The committee, headed by Finance Minister Dr Abdul Hafeez Shaikh, decided to provide government guarantees for the purpose.
Wapda already raised Rs16 billion in 2006-07 for the dam which is estimated to generate 4,500MW of electricity and store 6.4 million acre feet (MAF) of water.
A senior government official said the Asian Development Bank had agreed to provide up to $4 billion long-term loan to help the government meet the foreign exchange component of the project. Another $1.8 billion needs to be arranged from foreign sources, either through international bonds or from friendly countries and institutions like Islamic Development Bank.
The official said that about Rs420 billion would have to be arranged locally in seven years through allocation from the Public Sector Development Programme and issuance of bonds in the domestic market. The government has already formed a `special purpose vehicle` to handle financial aspects of the project which will be formally activated when the government moves into the construction phase.

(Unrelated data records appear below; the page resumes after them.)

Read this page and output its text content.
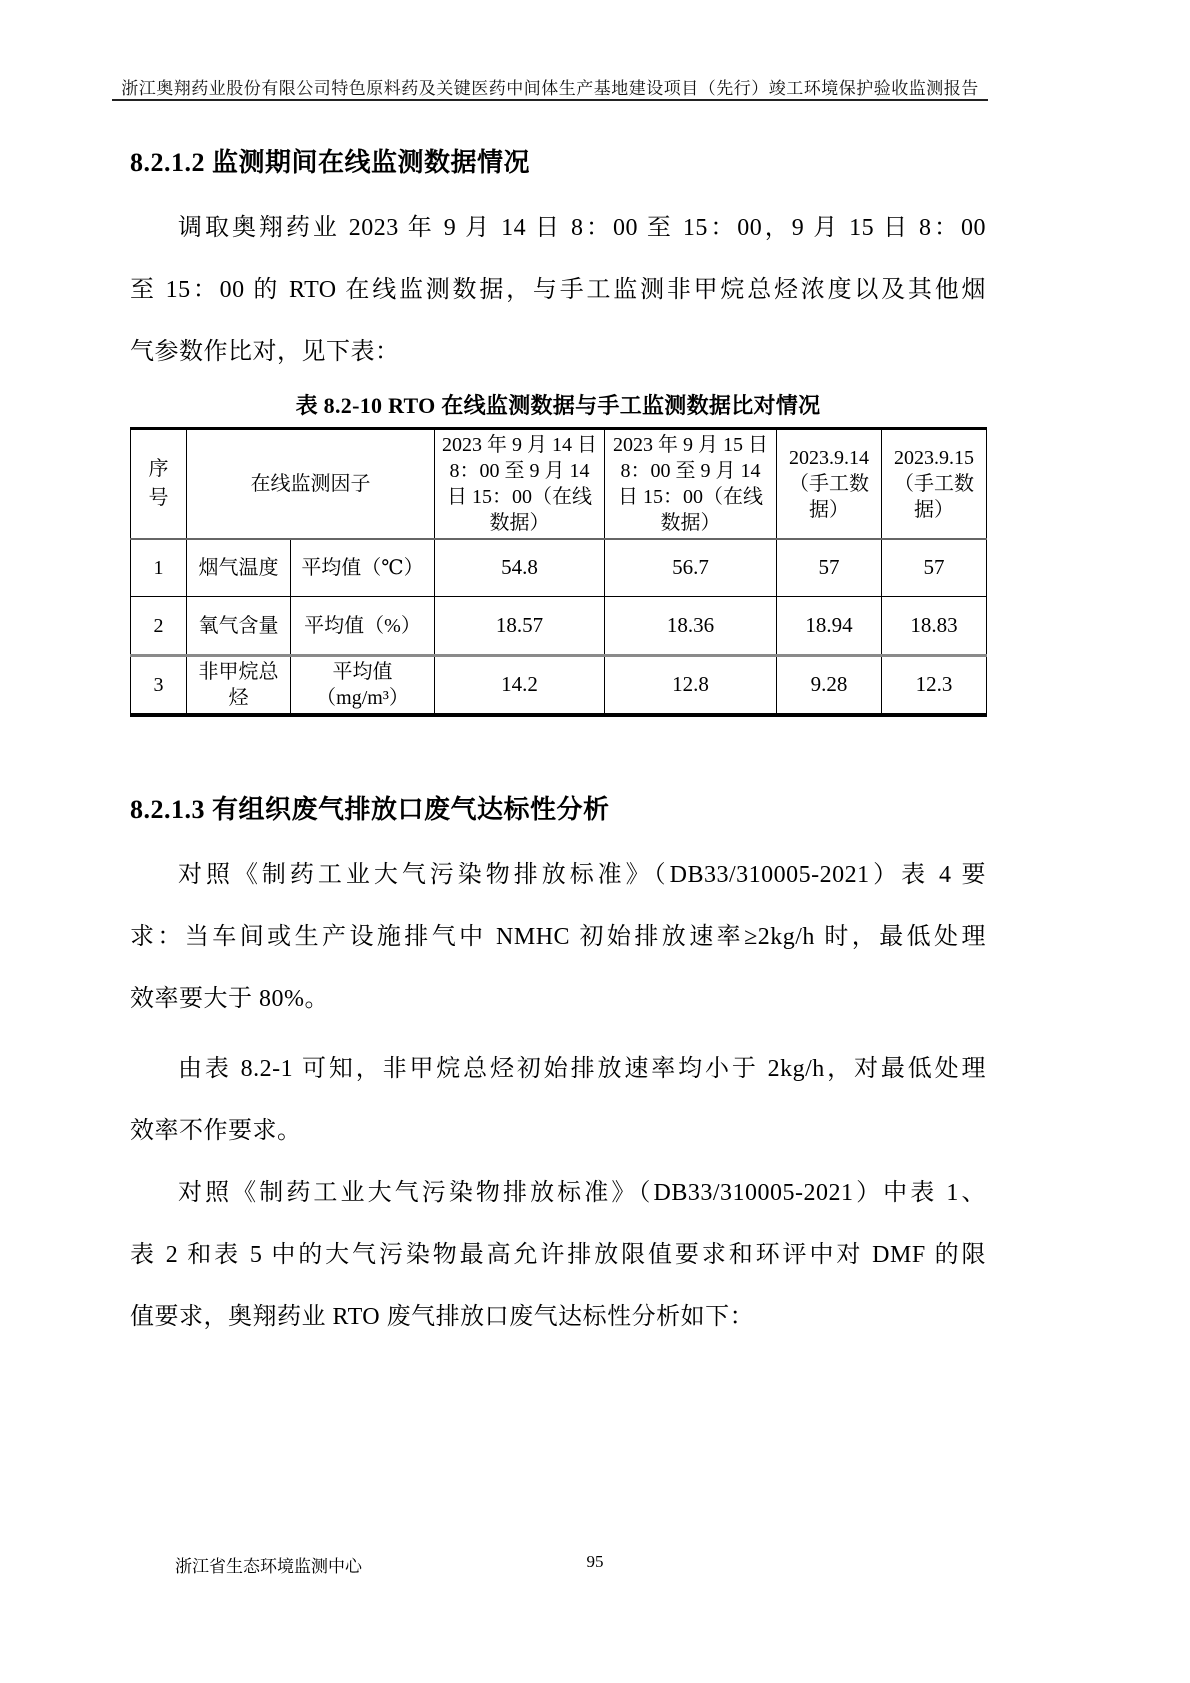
浙江奥翔药业股份有限公司特色原料药及关键医药中间体生产基地建设项目（先行）竣工环境保护验收监测报告
8.2.1.2 监测期间在线监测数据情况
调取奥翔药业 2023 年 9 月 14 日 8：00 至 15：00，9 月 15 日 8：00
至 15：00 的 RTO 在线监测数据，与手工监测非甲烷总烃浓度以及其他烟
气参数作比对，见下表：
表 8.2-10 RTO 在线监测数据与手工监测数据比对情况
序号	在线监测因子		2023 年 9 月 14 日 8：00 至 9 月 14 日 15：00（在线数据）	2023 年 9 月 15 日 8：00 至 9 月 14 日 15：00（在线数据）	2023.9.14 （手工数据）	2023.9.15 （手工数据）
1	烟气温度	平均值（℃）	54.8	56.7	57	57
2	氧气含量	平均值（%）	18.57	18.36	18.94	18.83
3	非甲烷总烃	平均值（mg/m³）	14.2	12.8	9.28	12.3
8.2.1.3 有组织废气排放口废气达标性分析
对照《制药工业大气污染物排放标准》（DB33/310005-2021）表 4 要
求：当车间或生产设施排气中 NMHC 初始排放速率≥2kg/h 时，最低处理
效率要大于 80%。
由表 8.2-1 可知，非甲烷总烃初始排放速率均小于 2kg/h，对最低处理
效率不作要求。
对照《制药工业大气污染物排放标准》（DB33/310005-2021）中表 1、
表 2 和表 5 中的大气污染物最高允许排放限值要求和环评中对 DMF 的限
值要求，奥翔药业 RTO 废气排放口废气达标性分析如下：
95
浙江省生态环境监测中心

Currently, the government is in the process of acquiring land and building housing colonies for construction staff. Wapda says it will complete the paper work for the project construction bidding by early next year.
It may be mentioned that the World Bank and the United States have declined to provide financial support for the project. As part of the strategic dialogue a few months ago, Pakistan had sought US investments to provide a comfort level to international lenders.

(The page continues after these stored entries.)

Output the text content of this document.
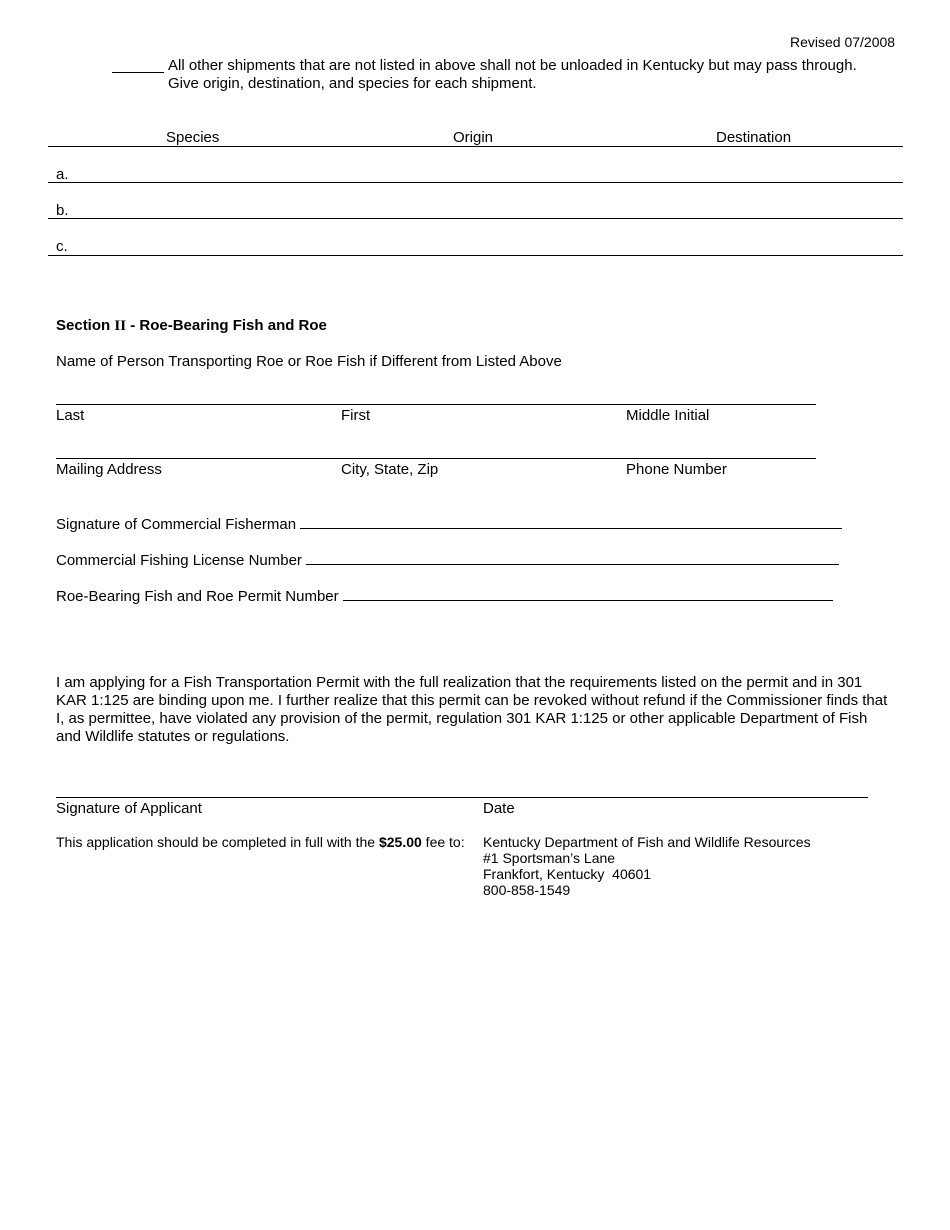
Revised 07/2008
All other shipments that are not listed in above shall not be unloaded in Kentucky but may pass through.
Give origin, destination, and species for each shipment.
Species	Origin	Destination
a.
b.
c.
Section II - Roe-Bearing Fish and Roe
Name of Person Transporting Roe or Roe Fish if Different from Listed Above
Last	First	Middle Initial
Mailing Address	City, State, Zip	Phone Number
Signature of Commercial Fisherman
Commercial Fishing License Number
Roe-Bearing Fish and Roe Permit Number
I am applying for a Fish Transportation Permit with the full realization that the requirements listed on the permit and in 301 KAR 1:125 are binding upon me. I further realize that this permit can be revoked without refund if the Commissioner finds that I, as permittee, have violated any provision of the permit, regulation 301 KAR 1:125 or other applicable Department of Fish and Wildlife statutes or regulations.
Signature of Applicant	Date
This application should be completed in full with the $25.00 fee to: Kentucky Department of Fish and Wildlife Resources
#1 Sportsman’s Lane
Frankfort, Kentucky  40601
800-858-1549
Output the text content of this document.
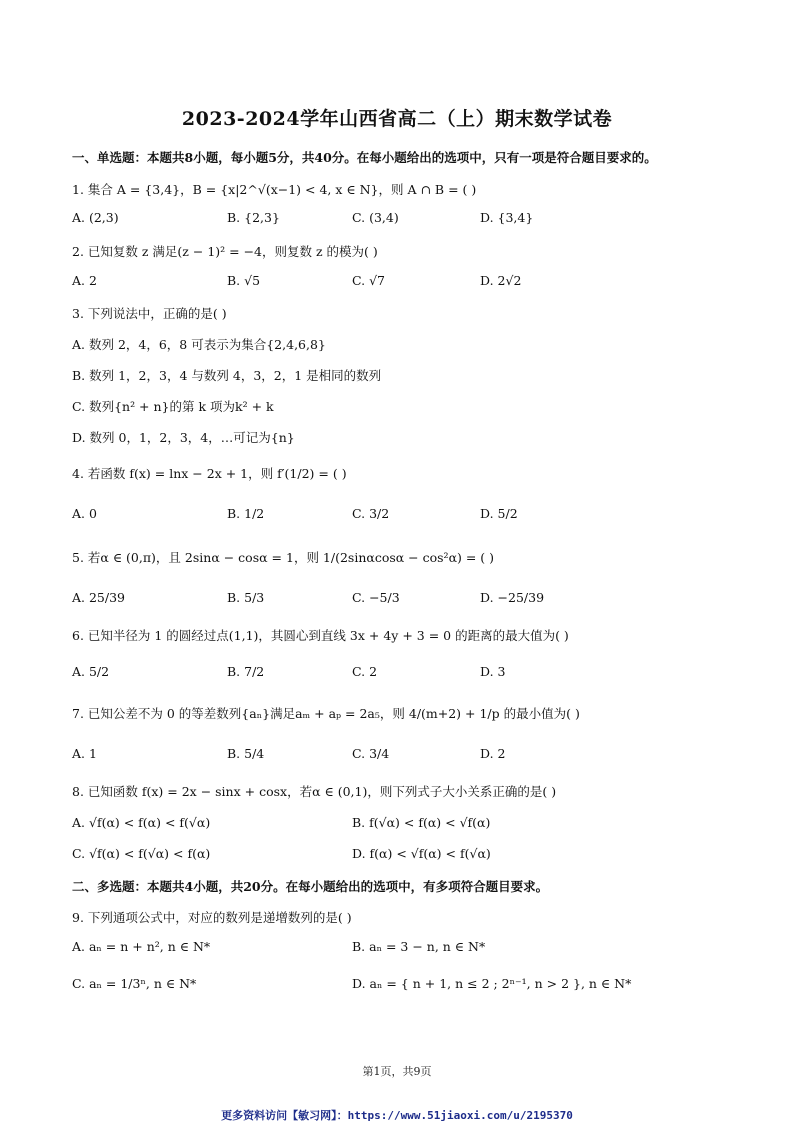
2023-2024学年山西省高二（上）期末数学试卷
一、单选题：本题共8小题，每小题5分，共40分。在每小题给出的选项中，只有一项是符合题目要求的。
1. 集合 A = {3,4}，B = {x|2^√(x−1) < 4, x ∈ N}，则 A ∩ B = ( )
A. (2,3)	B. {2,3}	C. (3,4)	D. {3,4}
2. 已知复数 z 满足(z − 1)² = −4，则复数 z 的模为( )
A. 2	B. √5	C. √7	D. 2√2
3. 下列说法中，正确的是( )
A. 数列 2，4，6，8 可表示为集合{2,4,6,8}
B. 数列 1，2，3，4 与数列 4，3，2，1 是相同的数列
C. 数列{n² + n}的第 k 项为k² + k
D. 数列 0，1，2，3，4，…可记为{n}
4. 若函数 f(x) = lnx − 2x + 1，则 f′(1/2) = ( )
A. 0	B. 1/2	C. 3/2	D. 5/2
5. 若α ∈ (0,π)，且 2sinα − cosα = 1，则 1/(2sinαcosα − cos²α) = ( )
A. 25/39	B. 5/3	C. −5/3	D. −25/39
6. 已知半径为 1 的圆经过点(1,1)，其圆心到直线 3x + 4y + 3 = 0 的距离的最大值为( )
A. 5/2	B. 7/2	C. 2	D. 3
7. 已知公差不为 0 的等差数列{aₙ}满足aₘ + aₚ = 2a₅，则 4/(m+2) + 1/p 的最小值为( )
A. 1	B. 5/4	C. 3/4	D. 2
8. 已知函数 f(x) = 2x − sinx + cosx，若α ∈ (0,1)，则下列式子大小关系正确的是( )
A. √f(α) < f(α) < f(√α)	B. f(√α) < f(α) < √f(α)
C. √f(α) < f(√α) < f(α)	D. f(α) < √f(α) < f(√α)
二、多选题：本题共4小题，共20分。在每小题给出的选项中，有多项符合题目要求。
9. 下列通项公式中，对应的数列是递增数列的是( )
A. aₙ = n + n², n ∈ N*	B. aₙ = 3 − n, n ∈ N*
C. aₙ = 1/3ⁿ, n ∈ N*	D. aₙ = { n + 1, n ≤ 2 ; 2ⁿ⁻¹, n > 2 }, n ∈ N*
第1页，共9页
更多资料访问【敏习网】：https://www.51jiaoxi.com/u/2195370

The project`s cost, which was estimated at Rs895 billion at the time of the announcement of budget in June this year, has now been updated at Rs945 billion. The project, originally planned to be completed by 2016, is now delayed by about two years.

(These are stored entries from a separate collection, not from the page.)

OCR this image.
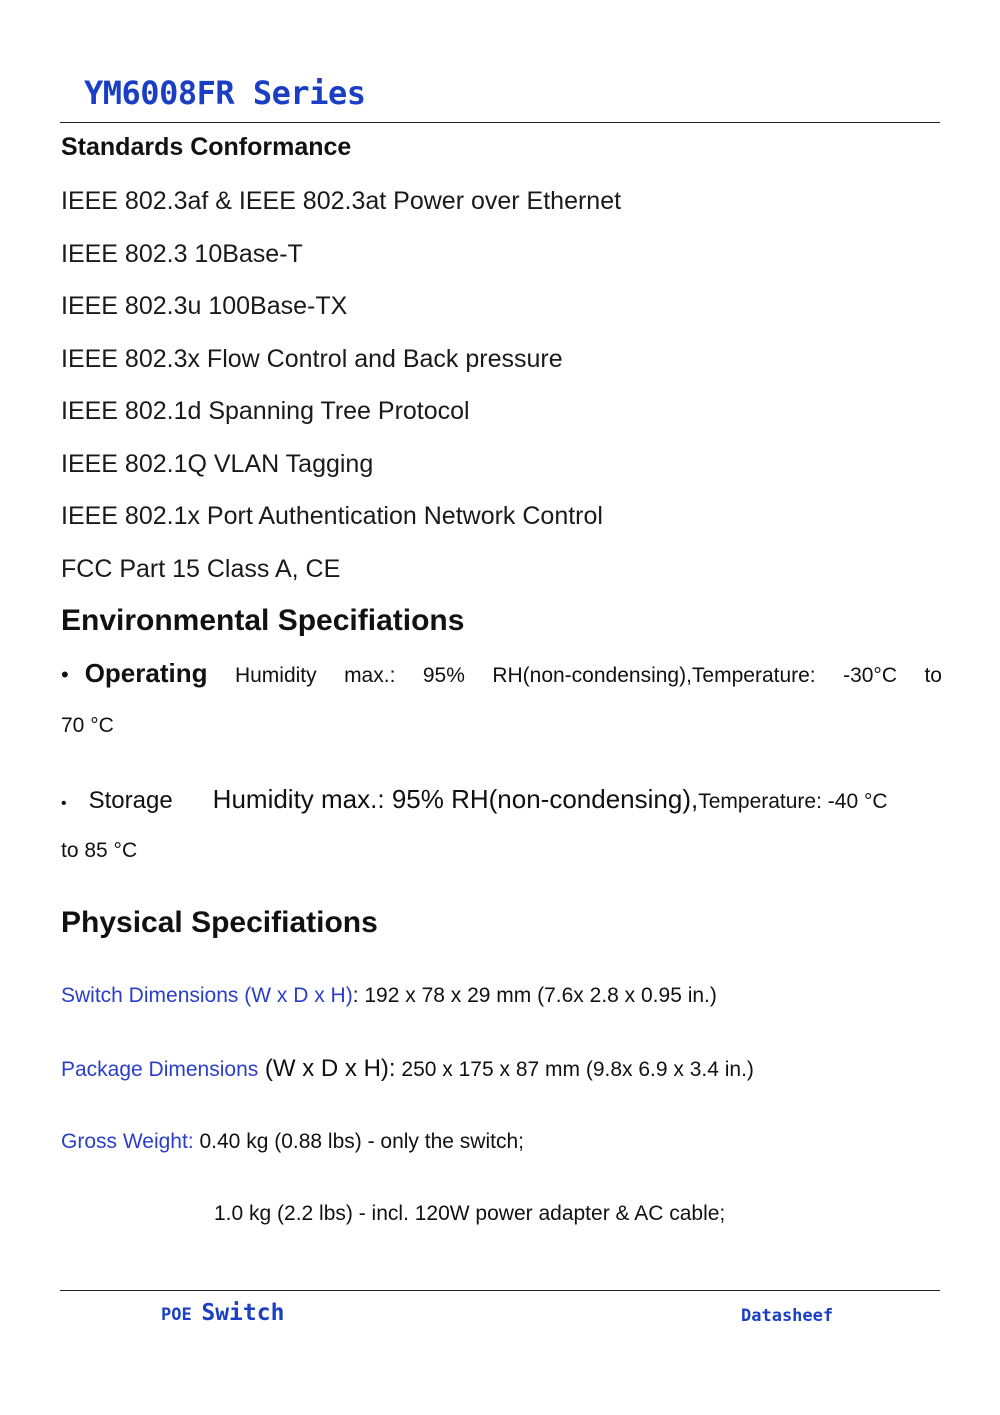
YM6008FR Series
Standards Conformance
IEEE 802.3af & IEEE 802.3at Power over Ethernet
IEEE 802.3 10Base-T
IEEE 802.3u 100Base-TX
IEEE 802.3x Flow Control and Back pressure
IEEE 802.1d Spanning Tree Protocol
IEEE 802.1Q VLAN Tagging
IEEE 802.1x Port Authentication Network Control
FCC Part 15 Class A, CE
Environmental Specifiations
• Operating Humidity max.: 95% RH(non-condensing),Temperature: -30°C to
70 °C
• Storage Humidity max.: 95% RH(non-condensing),Temperature: -40 °C
to 85 °C
Physical Specifiations
Switch Dimensions (W x D x H): 192 x 78 x 29 mm (7.6x 2.8 x 0.95 in.)
Package Dimensions (W x D x H): 250 x 175 x 87 mm (9.8x 6.9 x 3.4 in.)
Gross Weight: 0.40 kg (0.88 lbs) - only the switch;
1.0 kg (2.2 lbs) - incl. 120W power adapter & AC cable;
POE Switch	Datasheef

Officials said the government had decided to give top priority to the dam with maximum financial support, instead of spreading investment portfolio on several water sector projects to recoup the lost water storage capacity because of silting in the existing reservoirs and a shift in reliance from thermal to hydropower production.
This has become all the more important because Pakistan is reaching the threshold of water scarce countries with its per capita water availability dropping to about 1,000 cusecs per day from 5,300 cusecs in 1950. The country has not been able to build a dam in almost four decades.